Last fall, after the 4th U.S. Circuit Court of Appeals overturned North Carolina’s discriminatory Amendment One, the state’s leaders threw a series of hissy fits that resulted in several different bills that further discriminate against the LGBT community being filed.

Senate Bill 2— which allows state-employed magistrates to recuse themselves from administering marriage licenses or performing marriages if they cite “a sincerely held religious objection,”—was forced through by the Legislature this spring and immediately vetoed by Gov. Pat McCrory. The Legislature voted to override the veto in June.
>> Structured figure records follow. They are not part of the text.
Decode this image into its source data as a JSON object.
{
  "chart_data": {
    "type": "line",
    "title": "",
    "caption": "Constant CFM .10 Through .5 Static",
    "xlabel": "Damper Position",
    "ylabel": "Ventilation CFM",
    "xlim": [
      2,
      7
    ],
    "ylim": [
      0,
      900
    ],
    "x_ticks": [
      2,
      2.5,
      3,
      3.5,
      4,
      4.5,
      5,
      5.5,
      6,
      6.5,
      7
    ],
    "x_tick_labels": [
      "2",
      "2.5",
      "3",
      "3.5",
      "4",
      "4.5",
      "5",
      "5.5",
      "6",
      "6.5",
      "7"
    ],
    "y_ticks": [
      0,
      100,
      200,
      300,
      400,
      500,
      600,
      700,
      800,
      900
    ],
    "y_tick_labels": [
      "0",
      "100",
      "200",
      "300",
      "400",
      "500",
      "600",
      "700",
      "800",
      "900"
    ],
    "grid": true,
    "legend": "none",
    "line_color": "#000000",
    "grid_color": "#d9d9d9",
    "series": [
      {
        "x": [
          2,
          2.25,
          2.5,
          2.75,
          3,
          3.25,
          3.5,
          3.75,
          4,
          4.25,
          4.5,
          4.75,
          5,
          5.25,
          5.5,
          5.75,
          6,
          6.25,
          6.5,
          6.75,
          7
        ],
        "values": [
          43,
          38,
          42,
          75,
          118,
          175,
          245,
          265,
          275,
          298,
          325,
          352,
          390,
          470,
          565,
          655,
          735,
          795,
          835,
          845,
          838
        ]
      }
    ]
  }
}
On Wednesday morning, six plaintiffs filed a federal lawsuit against the state on the grounds that the bill violates the Establishment Clause of the First Amendment of the U.S. Constitution, and the Equal Protection and Due Process Clauses of the Fourteenth Amendment. Charlotte-based law firm Tin Fulton Walker & Owen will try the case, known as Ansley v. North Carolina.

“Senate Bill 2 places personal belief above sworn constitutional duty and unlawfully spends public money to accomplish an expressly religious goal,” said Chris Sgro, the executive director of the state’s largest LGBT advocacy group Equality North Carolina. “This dangerous legislation allows magistrates, who do not believe in marriage equality, to renounce their judicial oath to uphold and evenly apply the United States Constitution.”

Equality North Carolina and the Campaign for Southern Equality will coordinate a public education campaign accompanying the case. The groups will hold a joint press conference with the attorneys in Charlotte at 10 a.m. this morning.